The thesis is a competition of a scientific degree of candidate of technical Sciences on the specialty 05.01.01 – Applied geometry, engineering graphics. – Kyiv National University of Construction and Architecture. – Kyiv, 2021.
Theory of architectural acoustics of the XX century and modern one considers the spectacular halls from the point of view of reflections from the inner surfaces. Good acoustics is achieved due to enforcing of the direct reflected sound for listeners and diffusing sound on the surface of the audience. Existing methods of applied geometry in the study of reflections in halls, use simple reflective surfaces, such as plane and sphere, because characteristics of these surfaces are known and it is relatively easy to build graphically reflection from them.
Modern architecture requires the use of new forms of surfaces, not limited to the above mentioned. New sculptural forms have replaced the old simplicity. Thanks to the development of scientific and technological progress, computer technology, software which simplified methods of design in three-dimensional space, the architects can give free rein to their imagination and to build a complex curved shapes of surfaces. Modern geometry may offer a wide range of analytic surfaces with the investigated properties. These surfaces are described analytically and geometrically. Surfaces are used in various fields of science and technology, but due to the known properties can be used in architecture.
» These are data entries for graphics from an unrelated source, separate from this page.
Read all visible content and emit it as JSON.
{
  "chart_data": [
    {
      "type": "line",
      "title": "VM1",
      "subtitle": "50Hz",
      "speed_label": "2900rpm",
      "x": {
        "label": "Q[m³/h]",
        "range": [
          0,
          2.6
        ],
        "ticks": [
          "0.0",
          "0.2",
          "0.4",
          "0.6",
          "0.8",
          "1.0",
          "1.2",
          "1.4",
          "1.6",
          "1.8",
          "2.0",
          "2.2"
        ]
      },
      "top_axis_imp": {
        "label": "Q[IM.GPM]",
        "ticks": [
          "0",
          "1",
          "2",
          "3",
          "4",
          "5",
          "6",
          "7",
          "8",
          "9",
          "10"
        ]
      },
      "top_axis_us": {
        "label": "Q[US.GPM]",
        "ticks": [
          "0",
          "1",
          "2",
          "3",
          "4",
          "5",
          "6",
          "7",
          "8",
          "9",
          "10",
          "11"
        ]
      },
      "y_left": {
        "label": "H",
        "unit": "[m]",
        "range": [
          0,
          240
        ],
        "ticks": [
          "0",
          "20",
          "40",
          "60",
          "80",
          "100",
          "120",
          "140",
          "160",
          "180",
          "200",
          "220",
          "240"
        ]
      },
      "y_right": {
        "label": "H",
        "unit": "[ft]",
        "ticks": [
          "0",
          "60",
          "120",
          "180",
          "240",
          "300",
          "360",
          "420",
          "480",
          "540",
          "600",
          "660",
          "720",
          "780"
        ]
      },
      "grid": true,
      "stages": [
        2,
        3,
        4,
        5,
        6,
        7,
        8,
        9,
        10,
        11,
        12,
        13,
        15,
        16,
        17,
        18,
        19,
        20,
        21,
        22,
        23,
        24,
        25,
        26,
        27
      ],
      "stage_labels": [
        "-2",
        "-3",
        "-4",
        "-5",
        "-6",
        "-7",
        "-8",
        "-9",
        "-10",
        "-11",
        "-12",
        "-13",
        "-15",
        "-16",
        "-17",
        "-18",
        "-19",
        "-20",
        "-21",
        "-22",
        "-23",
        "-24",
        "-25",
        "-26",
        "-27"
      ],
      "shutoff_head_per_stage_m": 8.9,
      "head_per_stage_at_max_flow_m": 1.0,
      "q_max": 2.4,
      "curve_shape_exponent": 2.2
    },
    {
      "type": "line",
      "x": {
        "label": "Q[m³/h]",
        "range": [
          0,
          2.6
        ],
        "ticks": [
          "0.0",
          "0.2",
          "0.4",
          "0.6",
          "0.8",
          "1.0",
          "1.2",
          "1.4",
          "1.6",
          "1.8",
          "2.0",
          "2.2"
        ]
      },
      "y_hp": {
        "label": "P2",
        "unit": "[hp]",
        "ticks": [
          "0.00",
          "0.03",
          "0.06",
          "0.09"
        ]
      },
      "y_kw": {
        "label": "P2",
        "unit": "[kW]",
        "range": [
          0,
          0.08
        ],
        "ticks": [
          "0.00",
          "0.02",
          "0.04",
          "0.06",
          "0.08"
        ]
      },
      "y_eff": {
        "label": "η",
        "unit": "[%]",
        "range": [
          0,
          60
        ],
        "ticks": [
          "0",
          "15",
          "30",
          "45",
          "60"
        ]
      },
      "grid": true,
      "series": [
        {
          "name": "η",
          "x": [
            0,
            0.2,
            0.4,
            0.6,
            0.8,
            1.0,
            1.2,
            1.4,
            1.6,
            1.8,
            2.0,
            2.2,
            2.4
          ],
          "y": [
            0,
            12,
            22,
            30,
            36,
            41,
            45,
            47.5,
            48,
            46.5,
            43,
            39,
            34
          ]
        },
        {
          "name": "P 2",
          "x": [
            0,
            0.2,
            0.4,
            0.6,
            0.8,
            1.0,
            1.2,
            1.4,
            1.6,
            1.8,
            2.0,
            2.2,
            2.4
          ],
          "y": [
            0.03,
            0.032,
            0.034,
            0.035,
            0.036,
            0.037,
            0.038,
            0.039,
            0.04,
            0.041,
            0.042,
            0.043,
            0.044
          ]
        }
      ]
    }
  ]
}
Architecture and acoustics adds the following to traditional tasks for engineer acoustics:
1. The use of complex forms of reflecting surfaces in the form of analytical surfaces of the 2nd degree, surfaces of revolution, translation surfaces, developable surfaces, cyclides, canal surfaces and others;
2. Construction of reflections from the surfaces;
3. The constructing of the reflecting surfaces of the 2nd and more complex, under the condition of interchangeability, when parameters of reflections are known;
4. The use of the transformed reflective surfaces that change their position and shape;
5. Reflective surfaces conjugation.
It is proposed to divide the reflecting surfaces into five groups with surfaces of normals along the lines forming in the form of a flat beam of parallel normals, a circular cone, a hyperbolic paraboloid, a flat beam of normals and a linear surface of the fourth order. Accordingly, the first group includes a plane and developable surface with normals along strait line generatrises, and as is the particular case, a cone and a cylinder. The second group combines oblique linear surfaces. The third includes canal surfaces, surfaces of revolution. In the surfaces of the fourth group, the normals in the form of a flat beam are created in some cases for second-order surfaces, or exist for curvilinear generatrises straight cylindrical surfaces, translation surfaces, and ruled surfaces. The fifth group consists of reflective surfaces of the general form of the second order. As known their analytical description, the properties of their cross sections and surface normals in these sections, appeared the opportunity to create equations of the surfaces of the reflected rays, to study their properties and classify them.
Еhere was the possibility of solving the inverse problem modeling reflective screens according to the specified parameters in the acoustic environment of the hall. There was created the model of inverse problem whith help of classification of the five groups of reflecting surfaces depending on the normal surface to the generating line was created, were created analytical descriptions and geometric analysis of normals surface for forming the reflecting surfaces in the context of five groups of systematization was created, analytical and geometrical description and analysis of the surface of reflected rays that was reflected from generatrises of surfaces of the 2nd and more complex was made, a method for solving the inverse problem of the allocation from congruence of reflected rays of a number of reflecting surfaces of a given group with known surface of reflected rays was developed, methods for acoustics calculation of religious halls was improved.